I want to talk a little bit about how a recent GCN came to be. This GCN is relatively unique in that it caused zero impact to Members. It was bumped to Major due to the potential impact. I’ll cover that a bit below, but the details of the incident itself are actually less interesting than some of the context around how it arose.
Let’s dig in.
The story begins with the Voyager dev oncall trying to get a release out. The first deployment attempt showed some failures so the oncall retried. The retry also failed, so the oncall attempted a rollback. So far all of this is reasonable.
…and then the Voyager SRE oncall started getting alerts.
Stick a pin in that. There is some “flavor” I’ve left out above that I’d like to layer in here.
The release oncall rotation for Voyager is huge. The upshot is that the person on the hook for shepherding the release through is likely to be inexperienced - in fact, that oncall may be doing it for the First Time Ever. Voyager also strives for a “3-by-3” release cadence, which means “3 deploys a day, with the time from commit to deployment being <=3 hours”. There are some very good reasons for this. Perhaps the most obvious reason is being able to iterate/release features more quickly but there are actually significant operational benefits to releasing as frequently as possible, namely that more frequent releases means a proportionally smaller change set goes out in each release. Fewer changes means reduced likelihood of breakage, and if a breaking change does go out it reduces the scope of investigation. If you had to choose would you rather look through 10 lines of changes to find a bug, or 1000? That said, an unfortunate side effect of trying to uphold such a cadence is that it can lead to organizational pressure to get releases out. Deployment failures that are unrelated to breakage in the code are not uncommon, and for the most part the conventional wisdom of “if at first you don’t succeed…” is safe to follow.

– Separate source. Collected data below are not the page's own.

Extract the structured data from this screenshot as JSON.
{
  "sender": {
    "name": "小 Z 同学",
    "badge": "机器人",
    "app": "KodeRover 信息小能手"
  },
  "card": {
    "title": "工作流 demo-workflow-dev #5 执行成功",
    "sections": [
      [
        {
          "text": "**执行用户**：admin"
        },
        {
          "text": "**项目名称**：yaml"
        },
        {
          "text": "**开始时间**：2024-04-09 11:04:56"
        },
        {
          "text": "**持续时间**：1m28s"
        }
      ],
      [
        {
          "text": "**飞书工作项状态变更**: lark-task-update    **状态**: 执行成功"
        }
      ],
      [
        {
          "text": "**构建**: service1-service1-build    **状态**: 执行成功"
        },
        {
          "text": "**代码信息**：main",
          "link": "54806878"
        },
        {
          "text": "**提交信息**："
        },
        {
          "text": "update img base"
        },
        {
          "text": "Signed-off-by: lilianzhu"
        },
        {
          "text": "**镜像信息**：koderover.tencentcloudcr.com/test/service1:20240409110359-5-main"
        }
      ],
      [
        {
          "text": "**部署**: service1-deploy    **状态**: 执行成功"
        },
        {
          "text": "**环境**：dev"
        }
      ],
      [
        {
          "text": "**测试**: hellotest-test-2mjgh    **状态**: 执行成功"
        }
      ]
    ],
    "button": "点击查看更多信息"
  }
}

Bringing it back around: what actually happened?
Well, the alerts that went off notified the Voyager SRE oncall that 30-40% of Voyager instances were down. It turns out that there was a problem with the release, one that prevented deployed instances from starting up. Deployments for Voyager are configured to go out at 15% concurrency, and the real kicker here - the crucial bit that nobody knew about until after investigation - is that LID was selecting that 15% at random. …so each attempted deployment activity was knocking out ~15% of instances.
The good news is that this was a near miss. It happened during off-peak hours so Voyager was able to operate at reduced capacity without Member impact. It went Major (with an enforced deployment moratorium) because this particular nuance of LID host selection put all deployments at risk. Furthermore, there’s a new Convergent Deployment feature in LID - a nifty little piece of automation that injects retries in the event of a deployment failure. Imagine a world in which your initial deployment fails and automatic retries kick in, whacking 15% of your nodes at each go. Imagine the postmortem. “Welp…it certainly did ‘converge’.” Heh.
I also think this GCN is a great example of why blamelessness is a super-important cultural tenet. “Assume good intent”, “attack the problem and not the person”, and all of that goodness…but also, most incidents like this are characterized by a whole confluence of things coming together, to the extent that the idea of laying blame becomes almost absurd. “There shouldn’t have been a bug in the release.” “The deployment tooling shouldn’t ever have failures.” “The folks using the deployment tooling should be more well-versed in that tooling.” “The instance selection should always be strictly ordered /deterministic.” …etc etc etc… This isn’t to say that there shouldn’t be accountability in making things better, but there are much more effective mechanisms to achieve that than selecting a sacrificial goat out of that herd.
When I was a kid - maybe 8 years old or so - I once decided to put Water Wings on my ankles. I thought that doing this would give me the ability to walk on water, and that was a pretty compelling visual to my 8-year-old self. The reality was my own “near miss” and probably the scariest 3 minutes of my life to that point. The analogy is an imperfect one but you may see where I’m going with this. “His parents should’ve been watching.” “Water Wings shouldn’t exist.” “Swimming pools have too damn much water in them.” “8-year-olds should have a better fundamental grasp of the physics of buoyancy.” “Children should be designed such that they cannot drown, or at the very least the parts of them that are responsible for breathing should be placed on the bottoms of their feet.” …etc etc etc…
Anyhow. Many Words. Happy Friday, folks. :-)